Three archaeological sites were found in the Jdeideh area by Jesuit fathers. Two of these featured finds of Heavy Neolithic flints of the Qaraoun culture.

Jdeideh I is 750 m northeast of the town on the left bank of the Nahr Mout, in fields on a 15 m contour. It was discovered by Raoul Describes who retrieved knapped tools from several periods including Acheulean, Middle Paleolithic, Upper Paleolithic and Heavy Neolithic. This material is in the Saint Joseph University, Museum of Lebanese Prehistory.

Jdeideh II is 500 m northeast of Tuillerie Medawer (east of Haret ech Cheikh) on low foothills to the left of a descending stream running next to the Aamariyeh road. An Upper Paleolithic assemblage in brown Cretaceous flint was found by Auguste Bergy including a variety of scrapers including a specialist variety also found at Ain Cheikh that were termed Grattoirs de côté.

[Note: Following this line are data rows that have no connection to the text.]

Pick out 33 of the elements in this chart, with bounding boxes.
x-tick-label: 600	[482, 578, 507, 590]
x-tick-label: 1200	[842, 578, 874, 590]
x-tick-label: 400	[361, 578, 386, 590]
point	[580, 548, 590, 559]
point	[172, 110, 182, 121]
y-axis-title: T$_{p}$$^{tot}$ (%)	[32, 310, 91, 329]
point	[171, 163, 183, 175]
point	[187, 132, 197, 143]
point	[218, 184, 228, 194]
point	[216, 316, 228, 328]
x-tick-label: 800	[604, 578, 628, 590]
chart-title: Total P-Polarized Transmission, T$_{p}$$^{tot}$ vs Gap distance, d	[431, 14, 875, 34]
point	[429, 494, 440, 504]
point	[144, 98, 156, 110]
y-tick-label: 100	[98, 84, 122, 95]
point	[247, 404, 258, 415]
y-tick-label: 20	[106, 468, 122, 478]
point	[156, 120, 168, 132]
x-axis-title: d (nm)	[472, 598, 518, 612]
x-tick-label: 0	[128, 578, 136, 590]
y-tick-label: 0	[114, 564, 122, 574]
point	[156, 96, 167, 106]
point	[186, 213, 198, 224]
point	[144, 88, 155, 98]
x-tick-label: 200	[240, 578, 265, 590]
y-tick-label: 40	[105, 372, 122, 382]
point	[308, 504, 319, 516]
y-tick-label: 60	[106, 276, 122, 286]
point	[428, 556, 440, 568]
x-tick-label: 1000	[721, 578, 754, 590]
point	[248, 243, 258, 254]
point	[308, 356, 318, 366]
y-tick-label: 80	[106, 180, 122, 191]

Jdeideh III is on a wooded hilltop north northwest of Aamariyeh on the southwest slopes that was also found by Bergy. He recovered a Qaraoun culture type, Gigantolithic assemblage of massive choppers, scrapers on flakes and coarse picks.

==Demographics==
In 2014, Christians made up 76.40% and Muslims made up 23.13% of registered voters in Jdeideh. 43.62% of the voters were Maronite Catholics, 16.48% were Sunni Muslims, 11.56% were Greek Orthodox and 8.65% were Greek Catholics.